Sponsored by

Good morning.
Three AI companies are heading for Wall Street at nearly the same time. I asked their tools what they thought of it. The answers weren't what I expected — and they're more useful than anything in an S-1 filing.

First time reading? Get your own free subscription here.

AI INSIGHT
I Asked Three AI Tools What They Think of Their Own Companies Going Public

I gave three AI tools a question I wasn't sure any of them would answer without some bias. I asked each one what it thought about its own parent company going public. I found the answers quite interesting.

Yesterday's experiment was lighter: three AI tools, the same question about writing better prompts, to see what each one says. This one put more on the table.

Here is the backdrop. Last Friday, SpaceX went public on the Nasdaq under the ticker SPCX. It became the largest IPO in market history, targeting a $1.75 trillion valuation — more than double the entire US IPO market raised in all of 2025.

But here is the detail most people glossed over. In February 2026, SpaceX acquired xAI, the company behind Grok, in an all-stock deal.

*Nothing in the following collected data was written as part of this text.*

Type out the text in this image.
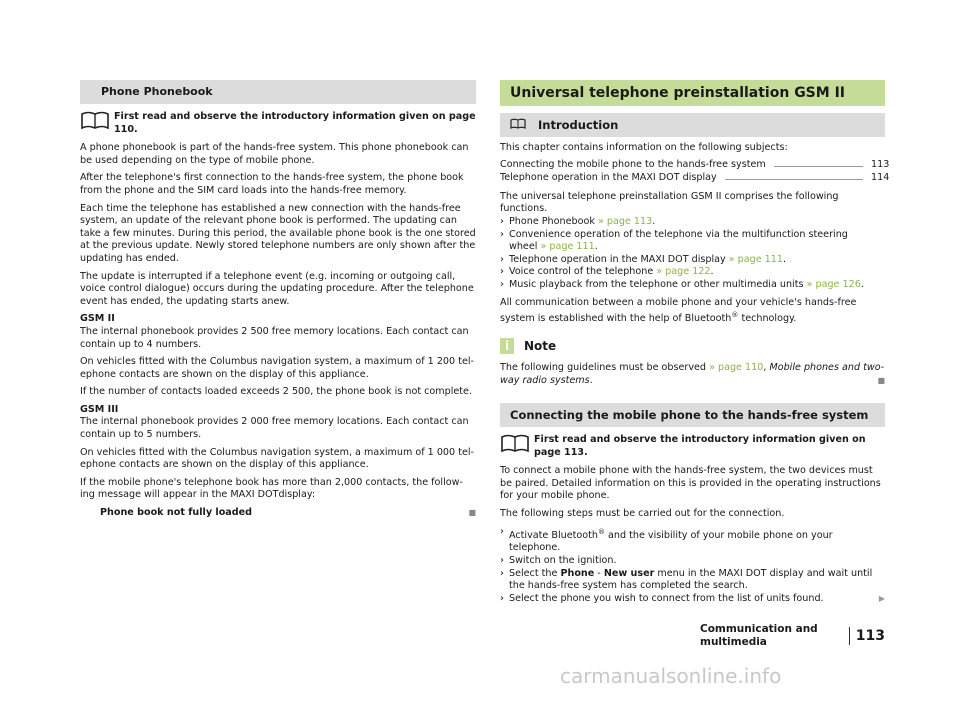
Phone Phonebook
First read and observe the introductory information given on page 110.

A phone phonebook is part of the hands-free system. This phone phonebook can be used depending on the type of mobile phone.

After the telephone's first connection to the hands-free system, the phone book from the phone and the SIM card loads into the hands-free memory.

Each time the telephone has established a new connection with the hands-free system, an update of the relevant phone book is performed. The updating can take a few minutes. During this period, the available phone book is the one stored at the previous update. Newly stored telephone numbers are only shown after the updating has ended.

The update is interrupted if a telephone event (e.g. incoming or outgoing call, voice control dialogue) occurs during the updating procedure. After the telephone event has ended, the updating starts anew.

GSM II

The internal phonebook provides 2 500 free memory locations. Each contact can contain up to 4 numbers.

On vehicles fitted with the Columbus navigation system, a maximum of 1 200 tel-ephone contacts are shown on the display of this appliance.

If the number of contacts loaded exceeds 2 500, the phone book is not complete.

GSM III

The internal phonebook provides 2 000 free memory locations. Each contact can contain up to 5 numbers.

On vehicles fitted with the Columbus navigation system, a maximum of 1 000 tel-ephone contacts are shown on the display of this appliance.

If the mobile phone's telephone book has more than 2,000 contacts, the follow-ing message will appear in the MAXI DOTdisplay:

Phone book not fully loaded	■
Universal telephone preinstallation GSM II
Introduction

This chapter contains information on the following subjects:

Connecting the mobile phone to the hands-free system	113
Telephone operation in the MAXI DOT display	114
The universal telephone preinstallation GSM II comprises the following functions.
› Phone Phonebook » page 113.
› Convenience operation of the telephone via the multifunction steering
wheel » page 111.
› Telephone operation in the MAXI DOT display » page 111.
› Voice control of the telephone » page 122.
› Music playback from the telephone or other multimedia units » page 126.

All communication between a mobile phone and your vehicle's hands-free system is established with the help of Bluetooth® technology.

i	Note

The following guidelines must be observed » page 110, Mobile phones and two-way radio systems.	■

Connecting the mobile phone to the hands-free system
First read and observe the introductory information given on page 113.

To connect a mobile phone with the hands-free system, the two devices must be paired. Detailed information on this is provided in the operating instructions for your mobile phone.

The following steps must be carried out for the connection.

› Activate Bluetooth® and the visibility of your mobile phone on your telephone.
› Switch on the ignition.
› Select the Phone - New user menu in the MAXI DOT display and wait until the hands-free system has completed the search.
› Select the phone you wish to connect from the list of units found.	▶
Communication and multimedia	113
carmanualsonline.info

When the opening bell rang last Friday, the company debuting was not just a rocket business. It was a rocket company that also owns a social media platform and an AI chatbot. Buy one share of SPCX and you own a piece of all three.

Meanwhile, as CNN reported, Anthropic (which makes Claude) filed for an IPO on June 1st. OpenAI (which makes ChatGPT) followed within days. Both are circling valuations near $1 trillion. Three AI-connected companies, all headed for Wall Street at the same time.

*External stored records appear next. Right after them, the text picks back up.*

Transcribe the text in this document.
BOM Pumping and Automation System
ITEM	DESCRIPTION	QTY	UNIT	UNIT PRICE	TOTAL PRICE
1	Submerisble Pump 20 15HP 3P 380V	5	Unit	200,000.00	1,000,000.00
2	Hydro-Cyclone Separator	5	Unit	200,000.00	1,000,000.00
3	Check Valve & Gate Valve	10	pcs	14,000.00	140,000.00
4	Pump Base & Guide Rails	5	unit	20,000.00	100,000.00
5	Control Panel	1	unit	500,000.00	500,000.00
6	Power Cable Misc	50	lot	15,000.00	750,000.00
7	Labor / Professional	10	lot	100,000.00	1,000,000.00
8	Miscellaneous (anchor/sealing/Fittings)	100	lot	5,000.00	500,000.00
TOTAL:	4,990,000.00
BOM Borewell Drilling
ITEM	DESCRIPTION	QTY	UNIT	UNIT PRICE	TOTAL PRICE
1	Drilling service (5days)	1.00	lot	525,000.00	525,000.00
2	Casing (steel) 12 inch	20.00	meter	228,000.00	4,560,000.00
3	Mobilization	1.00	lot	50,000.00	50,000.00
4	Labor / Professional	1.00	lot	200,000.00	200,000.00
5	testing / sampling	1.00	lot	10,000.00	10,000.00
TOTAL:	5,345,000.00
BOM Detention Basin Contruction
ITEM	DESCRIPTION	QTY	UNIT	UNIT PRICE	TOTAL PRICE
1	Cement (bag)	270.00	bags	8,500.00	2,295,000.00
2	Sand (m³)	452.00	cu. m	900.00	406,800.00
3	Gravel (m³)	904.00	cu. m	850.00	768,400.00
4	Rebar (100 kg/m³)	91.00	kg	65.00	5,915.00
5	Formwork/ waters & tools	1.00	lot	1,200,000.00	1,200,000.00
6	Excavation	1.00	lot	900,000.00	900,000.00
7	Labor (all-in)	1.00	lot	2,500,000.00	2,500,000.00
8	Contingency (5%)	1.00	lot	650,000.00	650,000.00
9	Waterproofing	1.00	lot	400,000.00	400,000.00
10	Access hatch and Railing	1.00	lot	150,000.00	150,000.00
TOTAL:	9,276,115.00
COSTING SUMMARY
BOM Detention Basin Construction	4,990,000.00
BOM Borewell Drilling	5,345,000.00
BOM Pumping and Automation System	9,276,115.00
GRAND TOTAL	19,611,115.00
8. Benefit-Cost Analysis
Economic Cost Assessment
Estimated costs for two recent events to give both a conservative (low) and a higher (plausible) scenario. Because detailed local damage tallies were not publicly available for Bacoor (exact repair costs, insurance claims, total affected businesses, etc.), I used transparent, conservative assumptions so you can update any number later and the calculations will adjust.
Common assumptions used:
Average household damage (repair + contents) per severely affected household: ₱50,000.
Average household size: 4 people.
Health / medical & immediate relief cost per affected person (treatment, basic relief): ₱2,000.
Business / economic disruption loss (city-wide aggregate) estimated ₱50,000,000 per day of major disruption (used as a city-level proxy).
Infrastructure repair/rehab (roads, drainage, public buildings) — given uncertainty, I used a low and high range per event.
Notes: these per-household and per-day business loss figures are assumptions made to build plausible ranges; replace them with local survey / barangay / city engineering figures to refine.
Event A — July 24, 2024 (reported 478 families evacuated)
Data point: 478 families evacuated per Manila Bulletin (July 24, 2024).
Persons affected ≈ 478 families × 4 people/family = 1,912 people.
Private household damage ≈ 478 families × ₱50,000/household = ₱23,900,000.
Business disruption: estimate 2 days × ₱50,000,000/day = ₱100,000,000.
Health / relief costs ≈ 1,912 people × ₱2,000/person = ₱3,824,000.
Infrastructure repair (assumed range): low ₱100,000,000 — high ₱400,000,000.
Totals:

So I asked the products what they thought of it. Here is what each one said.

  • Grok made the case for SpaceX: real rockets, real satellites, real revenue. But when it came to the AI labs going public, it pulled back. Public markets reward growth and hype over long-term caution, it said, and "safety theater might intensify while actual caution erodes under quarterly pressure." It also went further than the others, arguing that mission-locked shares and real independent oversight would do more for these companies than a standard IPO ever could. Interesting thing to say when your parent company just rang the opening bell.

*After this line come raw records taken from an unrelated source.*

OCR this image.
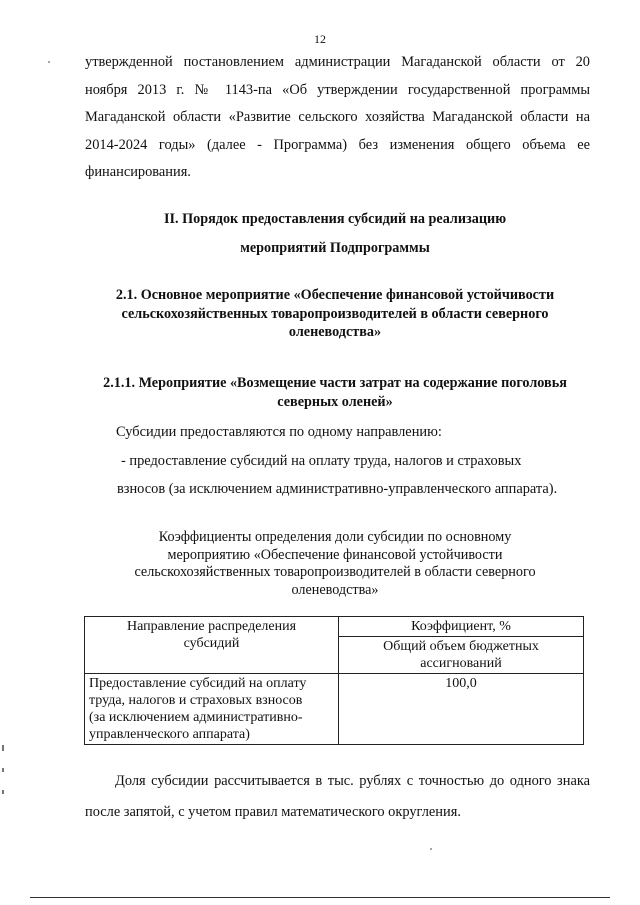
12

утвержденной постановлением администрации Магаданской области от 20 ноября 2013 г. № 1143-па «Об утверждении государственной программы Магаданской области «Развитие сельского хозяйства Магаданской области на 2014-2024 годы» (далее - Программа) без изменения общего объема ее финансирования.

II. Порядок предоставления субсидий на реализацию
мероприятий Подпрограммы
2.1. Основное мероприятие «Обеспечение финансовой устойчивости
сельскохозяйственных товаропроизводителей в области северного
оленеводства»
2.1.1. Мероприятие «Возмещение части затрат на содержание поголовья
северных оленей»

Субсидии предоставляются по одному направлению:

- предоставление субсидий на оплату труда, налогов и страховых

взносов (за исключением административно-управленческого аппарата).

Коэффициенты определения доли субсидии по основному
мероприятию «Обеспечение финансовой устойчивости
сельскохозяйственных товаропроизводителей в области северного
оленеводства»
Направление распределения
субсидий	Коэффициент, %

	Общий объем бюджетных
ассигнований

Предоставление субсидий на оплату
труда, налогов и страховых взносов
(за исключением административно-
управленческого аппарата)	100,0

Доля субсидии рассчитывается в тыс. рублях с точностью до одного знака после запятой, с учетом правил математического округления.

  • ChatGPT thought like a portfolio manager. It ranked all three as hypothetical picks and offered a split: $6,000 of a theoretical $10,000 toward SpaceX, $3,000 toward OpenAI, $1,000 toward Anthropic. Its sharpest line: public shareholders think in quarters, while SpaceX thinks in decades. It framed all three IPOs as the railroad and internet booms of this generation, and warned that the winners won't be the companies with the best technology. They'll be the ones that can scale, monetize, and survive Wall Street's scrutiny.

  • Claude led with the numbers. SpaceX at $1.75 trillion. OpenAI and Anthropic each near $1 trillion. Combined, more than $200 billion being asked of public markets that raised just $45 billion in all of 2025, as NBC News noted. It called SpaceX "not a company built on promises — it's built on things that actually launch." On OpenAI, it noted "very public internal drama" and a complicated relationship with Microsoft. On Anthropic, it described it as "arguably the most quietly serious" of the three, profitable at a stage when most AI companies are still burning cash at record rates. Its closing thought: do not confuse a great product with a great stock, especially at IPO.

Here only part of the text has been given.